Let G be a finite group. Then G is necessarily a cyclic group if the order of G is

• A. 4
• B. 7
• C. 6
• D. 10

Answer 1

The Correct Option is B

To determine when a finite group \( G \) is necessarily a cyclic group, we should consider some key properties of group theory.

A group \( G \) is called cyclic if there exists an element \( a \) in \( G \) such that every element of \( G \) can be expressed as \( a^n \) for some integer \( n \). Essentially, a cyclic group is generated by a single element.

A fundamental result in group theory states that if the order of a group (the number of elements in the group) is a prime number, then the group is cyclic. This is because, in such a group, every non-identity element must generate the entire group.

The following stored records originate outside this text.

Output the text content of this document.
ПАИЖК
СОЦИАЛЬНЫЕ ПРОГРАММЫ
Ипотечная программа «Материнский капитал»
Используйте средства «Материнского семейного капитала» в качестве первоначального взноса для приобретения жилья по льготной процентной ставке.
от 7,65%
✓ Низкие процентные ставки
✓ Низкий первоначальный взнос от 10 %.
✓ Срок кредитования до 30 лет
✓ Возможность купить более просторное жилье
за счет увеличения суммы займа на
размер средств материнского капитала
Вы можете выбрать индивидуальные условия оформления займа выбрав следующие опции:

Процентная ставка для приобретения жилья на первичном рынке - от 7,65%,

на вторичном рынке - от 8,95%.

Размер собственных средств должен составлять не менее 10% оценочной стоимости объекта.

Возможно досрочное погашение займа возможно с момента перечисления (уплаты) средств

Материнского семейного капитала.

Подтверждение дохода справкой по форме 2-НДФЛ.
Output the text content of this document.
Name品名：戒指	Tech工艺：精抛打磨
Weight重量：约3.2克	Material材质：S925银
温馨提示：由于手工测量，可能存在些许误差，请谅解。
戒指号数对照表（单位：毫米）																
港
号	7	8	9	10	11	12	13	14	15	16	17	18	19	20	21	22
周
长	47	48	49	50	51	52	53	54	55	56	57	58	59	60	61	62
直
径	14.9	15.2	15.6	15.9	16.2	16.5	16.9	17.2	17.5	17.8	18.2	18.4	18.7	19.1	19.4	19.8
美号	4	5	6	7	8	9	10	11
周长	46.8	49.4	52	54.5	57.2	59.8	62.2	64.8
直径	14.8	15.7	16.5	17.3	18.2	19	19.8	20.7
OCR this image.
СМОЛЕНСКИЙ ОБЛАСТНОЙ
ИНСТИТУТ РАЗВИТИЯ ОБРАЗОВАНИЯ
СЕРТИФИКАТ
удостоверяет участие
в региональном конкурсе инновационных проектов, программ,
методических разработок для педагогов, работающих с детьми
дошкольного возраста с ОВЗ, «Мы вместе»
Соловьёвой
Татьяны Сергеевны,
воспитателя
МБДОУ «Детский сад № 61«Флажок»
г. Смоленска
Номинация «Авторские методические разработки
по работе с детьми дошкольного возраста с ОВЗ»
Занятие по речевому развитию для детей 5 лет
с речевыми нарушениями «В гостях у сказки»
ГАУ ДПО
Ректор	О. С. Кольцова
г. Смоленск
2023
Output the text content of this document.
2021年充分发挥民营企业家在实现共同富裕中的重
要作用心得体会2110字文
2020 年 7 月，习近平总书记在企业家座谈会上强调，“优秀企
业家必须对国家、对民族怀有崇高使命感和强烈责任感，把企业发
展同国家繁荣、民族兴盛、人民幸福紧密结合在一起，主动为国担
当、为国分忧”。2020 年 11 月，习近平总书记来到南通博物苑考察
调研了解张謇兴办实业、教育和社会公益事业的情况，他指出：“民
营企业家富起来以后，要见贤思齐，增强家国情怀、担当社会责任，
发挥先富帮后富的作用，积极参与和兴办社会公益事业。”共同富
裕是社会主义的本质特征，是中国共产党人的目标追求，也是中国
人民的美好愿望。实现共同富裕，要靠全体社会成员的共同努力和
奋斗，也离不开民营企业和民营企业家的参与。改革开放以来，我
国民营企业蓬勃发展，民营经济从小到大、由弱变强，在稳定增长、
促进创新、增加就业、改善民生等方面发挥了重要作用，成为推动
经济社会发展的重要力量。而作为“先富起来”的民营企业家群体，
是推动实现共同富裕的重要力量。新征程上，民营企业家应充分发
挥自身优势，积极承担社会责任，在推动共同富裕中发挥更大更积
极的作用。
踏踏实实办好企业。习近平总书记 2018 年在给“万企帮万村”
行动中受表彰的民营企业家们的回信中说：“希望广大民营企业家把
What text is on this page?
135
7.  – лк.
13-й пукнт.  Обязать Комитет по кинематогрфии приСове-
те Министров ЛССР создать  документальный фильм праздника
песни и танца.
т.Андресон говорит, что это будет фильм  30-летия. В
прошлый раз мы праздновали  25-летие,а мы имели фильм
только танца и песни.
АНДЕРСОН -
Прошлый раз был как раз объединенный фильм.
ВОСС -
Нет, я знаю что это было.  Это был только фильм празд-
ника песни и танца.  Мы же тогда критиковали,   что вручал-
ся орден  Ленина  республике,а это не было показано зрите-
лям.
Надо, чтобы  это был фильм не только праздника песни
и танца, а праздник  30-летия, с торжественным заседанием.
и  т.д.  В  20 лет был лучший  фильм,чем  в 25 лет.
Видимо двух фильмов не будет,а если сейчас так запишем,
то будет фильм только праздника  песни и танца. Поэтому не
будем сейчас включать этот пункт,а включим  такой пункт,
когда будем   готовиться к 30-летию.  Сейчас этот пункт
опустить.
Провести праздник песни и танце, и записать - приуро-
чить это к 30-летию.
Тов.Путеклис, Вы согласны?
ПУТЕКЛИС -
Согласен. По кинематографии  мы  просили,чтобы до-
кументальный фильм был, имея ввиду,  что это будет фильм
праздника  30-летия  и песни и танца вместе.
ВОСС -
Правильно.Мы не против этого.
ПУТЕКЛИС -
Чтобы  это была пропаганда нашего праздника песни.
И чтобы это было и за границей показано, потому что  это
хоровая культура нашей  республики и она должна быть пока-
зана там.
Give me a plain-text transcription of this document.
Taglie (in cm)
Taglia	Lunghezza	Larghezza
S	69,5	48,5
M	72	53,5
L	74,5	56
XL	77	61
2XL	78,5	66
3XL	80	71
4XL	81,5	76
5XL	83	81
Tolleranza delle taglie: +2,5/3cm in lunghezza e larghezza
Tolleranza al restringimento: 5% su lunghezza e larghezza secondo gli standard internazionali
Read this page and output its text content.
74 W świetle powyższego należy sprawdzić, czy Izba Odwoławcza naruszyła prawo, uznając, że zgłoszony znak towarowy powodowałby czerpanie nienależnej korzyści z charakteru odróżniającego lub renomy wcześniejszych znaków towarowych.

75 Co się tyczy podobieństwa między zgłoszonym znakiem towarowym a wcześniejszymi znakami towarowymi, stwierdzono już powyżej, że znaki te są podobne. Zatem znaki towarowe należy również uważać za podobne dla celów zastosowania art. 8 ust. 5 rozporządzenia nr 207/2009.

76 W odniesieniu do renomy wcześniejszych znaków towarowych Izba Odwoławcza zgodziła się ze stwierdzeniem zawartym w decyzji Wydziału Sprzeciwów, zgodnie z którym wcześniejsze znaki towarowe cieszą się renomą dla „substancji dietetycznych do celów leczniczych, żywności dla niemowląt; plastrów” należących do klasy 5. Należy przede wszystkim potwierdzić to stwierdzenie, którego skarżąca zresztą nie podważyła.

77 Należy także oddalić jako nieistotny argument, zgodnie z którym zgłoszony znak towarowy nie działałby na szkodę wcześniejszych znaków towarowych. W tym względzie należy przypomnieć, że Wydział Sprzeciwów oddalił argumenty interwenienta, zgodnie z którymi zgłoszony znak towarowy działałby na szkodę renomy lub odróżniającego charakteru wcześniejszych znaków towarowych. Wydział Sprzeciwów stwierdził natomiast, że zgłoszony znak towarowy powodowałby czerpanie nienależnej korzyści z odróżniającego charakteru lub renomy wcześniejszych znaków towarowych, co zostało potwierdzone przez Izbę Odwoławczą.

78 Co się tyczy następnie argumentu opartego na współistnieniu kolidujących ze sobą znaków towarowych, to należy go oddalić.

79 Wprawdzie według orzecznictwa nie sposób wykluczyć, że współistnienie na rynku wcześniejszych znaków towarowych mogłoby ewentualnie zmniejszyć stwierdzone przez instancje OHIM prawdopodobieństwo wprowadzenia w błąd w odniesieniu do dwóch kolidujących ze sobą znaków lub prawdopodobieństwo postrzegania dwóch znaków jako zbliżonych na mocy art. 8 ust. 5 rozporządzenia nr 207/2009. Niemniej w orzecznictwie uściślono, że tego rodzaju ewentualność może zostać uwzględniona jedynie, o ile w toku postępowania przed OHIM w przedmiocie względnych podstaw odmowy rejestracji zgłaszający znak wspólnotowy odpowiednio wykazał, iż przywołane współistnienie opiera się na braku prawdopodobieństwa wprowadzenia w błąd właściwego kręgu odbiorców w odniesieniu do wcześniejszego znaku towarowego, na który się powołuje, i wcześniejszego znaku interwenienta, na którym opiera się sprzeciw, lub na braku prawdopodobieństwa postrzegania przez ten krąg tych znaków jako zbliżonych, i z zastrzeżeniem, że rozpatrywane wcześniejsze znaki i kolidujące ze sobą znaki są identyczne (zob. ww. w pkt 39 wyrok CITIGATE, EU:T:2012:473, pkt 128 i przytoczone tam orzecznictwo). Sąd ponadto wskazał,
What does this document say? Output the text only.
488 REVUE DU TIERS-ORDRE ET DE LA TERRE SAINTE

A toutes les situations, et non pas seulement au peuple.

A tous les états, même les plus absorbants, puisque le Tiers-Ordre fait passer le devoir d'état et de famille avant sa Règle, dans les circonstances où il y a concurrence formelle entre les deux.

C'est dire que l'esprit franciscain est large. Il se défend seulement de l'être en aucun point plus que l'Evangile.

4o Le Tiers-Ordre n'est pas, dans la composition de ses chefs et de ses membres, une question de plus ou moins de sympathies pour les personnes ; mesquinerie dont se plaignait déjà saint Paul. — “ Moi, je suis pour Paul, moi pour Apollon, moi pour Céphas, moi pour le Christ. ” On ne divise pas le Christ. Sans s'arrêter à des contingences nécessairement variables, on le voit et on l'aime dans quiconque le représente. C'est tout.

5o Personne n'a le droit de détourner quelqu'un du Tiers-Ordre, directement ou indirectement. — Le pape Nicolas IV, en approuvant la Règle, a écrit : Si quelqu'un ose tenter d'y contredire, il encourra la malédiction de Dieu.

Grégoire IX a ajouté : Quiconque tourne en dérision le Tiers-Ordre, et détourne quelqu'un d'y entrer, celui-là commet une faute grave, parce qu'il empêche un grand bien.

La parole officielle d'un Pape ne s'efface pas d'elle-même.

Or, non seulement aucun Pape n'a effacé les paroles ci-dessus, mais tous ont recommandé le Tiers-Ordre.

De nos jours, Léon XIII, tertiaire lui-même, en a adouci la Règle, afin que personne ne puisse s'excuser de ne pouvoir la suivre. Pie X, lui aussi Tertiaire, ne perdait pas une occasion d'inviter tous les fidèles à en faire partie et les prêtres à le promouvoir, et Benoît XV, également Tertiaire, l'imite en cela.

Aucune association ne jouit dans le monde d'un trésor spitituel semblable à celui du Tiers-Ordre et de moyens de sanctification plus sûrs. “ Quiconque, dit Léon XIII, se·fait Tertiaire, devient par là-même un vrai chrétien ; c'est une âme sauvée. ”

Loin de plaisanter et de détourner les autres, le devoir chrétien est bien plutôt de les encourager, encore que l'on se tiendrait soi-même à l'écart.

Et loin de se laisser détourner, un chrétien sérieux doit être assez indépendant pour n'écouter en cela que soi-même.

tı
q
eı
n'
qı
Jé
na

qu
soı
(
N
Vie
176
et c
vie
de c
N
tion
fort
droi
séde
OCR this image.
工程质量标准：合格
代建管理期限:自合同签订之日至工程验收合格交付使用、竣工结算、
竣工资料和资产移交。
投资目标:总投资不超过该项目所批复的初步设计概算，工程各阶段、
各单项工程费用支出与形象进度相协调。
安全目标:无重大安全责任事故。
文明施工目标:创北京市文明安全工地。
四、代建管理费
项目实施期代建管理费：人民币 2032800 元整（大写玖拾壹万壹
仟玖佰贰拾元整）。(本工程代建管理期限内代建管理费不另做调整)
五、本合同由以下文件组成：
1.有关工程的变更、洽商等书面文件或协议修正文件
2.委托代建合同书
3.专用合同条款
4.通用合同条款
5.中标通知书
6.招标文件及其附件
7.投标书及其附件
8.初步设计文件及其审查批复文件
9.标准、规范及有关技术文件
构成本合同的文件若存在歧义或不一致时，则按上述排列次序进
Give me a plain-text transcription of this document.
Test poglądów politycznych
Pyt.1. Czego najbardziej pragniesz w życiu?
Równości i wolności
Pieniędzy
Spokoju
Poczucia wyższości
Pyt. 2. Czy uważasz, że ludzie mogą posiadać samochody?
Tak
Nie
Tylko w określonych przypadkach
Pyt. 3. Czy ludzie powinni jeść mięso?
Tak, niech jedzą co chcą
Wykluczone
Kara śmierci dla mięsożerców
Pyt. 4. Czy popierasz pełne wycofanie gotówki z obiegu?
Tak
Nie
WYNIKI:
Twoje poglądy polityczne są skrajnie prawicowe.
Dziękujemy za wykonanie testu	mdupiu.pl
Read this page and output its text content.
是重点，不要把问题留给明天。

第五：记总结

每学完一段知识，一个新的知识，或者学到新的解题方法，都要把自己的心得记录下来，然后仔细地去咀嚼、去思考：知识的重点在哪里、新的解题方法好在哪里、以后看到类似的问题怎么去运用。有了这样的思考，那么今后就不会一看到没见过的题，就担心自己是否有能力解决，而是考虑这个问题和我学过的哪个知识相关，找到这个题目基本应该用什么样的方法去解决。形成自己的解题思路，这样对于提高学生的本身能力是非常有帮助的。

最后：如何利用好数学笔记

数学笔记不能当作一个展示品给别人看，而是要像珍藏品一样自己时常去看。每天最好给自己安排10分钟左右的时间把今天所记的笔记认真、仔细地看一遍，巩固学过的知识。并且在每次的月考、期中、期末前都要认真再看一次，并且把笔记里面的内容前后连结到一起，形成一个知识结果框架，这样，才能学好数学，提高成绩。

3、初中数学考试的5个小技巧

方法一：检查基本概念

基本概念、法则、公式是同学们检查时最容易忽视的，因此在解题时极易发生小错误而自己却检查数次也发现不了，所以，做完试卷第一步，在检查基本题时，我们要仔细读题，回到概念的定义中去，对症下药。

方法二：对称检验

Let's examine each option:

• Option 1: Order = 4
  The number 4 is not a prime number (it is \( 2^2 \)). Groups of order 4, such as the Klein four-group, exist which are not cyclic since they are not generated by a single element. Hence, a group of order 4 is not necessarily cyclic.
• Option 2: Order = 7
  The number 7 is a prime number. By the aforementioned theory, any group with a prime order is cyclic. Therefore, any group of order 7 is necessarily cyclic.
• Option 3: Order = 6
  The number 6 is not a prime number (it is \( 2 \times 3 \)). Groups of order 6, such as the symmetric group \( S_3 \), can exist which are not cyclic. Thus, a group of order 6 is not necessarily cyclic.
• Option 4: Order = 10
  The number 10 is not a prime number (it is \( 2 \times 5 \)). Groups of order 10, for example, the dihedral group \( D_5 \), exist which are not cyclic. Therefore, a group of order 10 is not necessarily cyclic.

Based on the analysis, the correct answer is that a group \( G \) is necessarily cyclic if the order of \( G \) is \( 7 \), a prime number.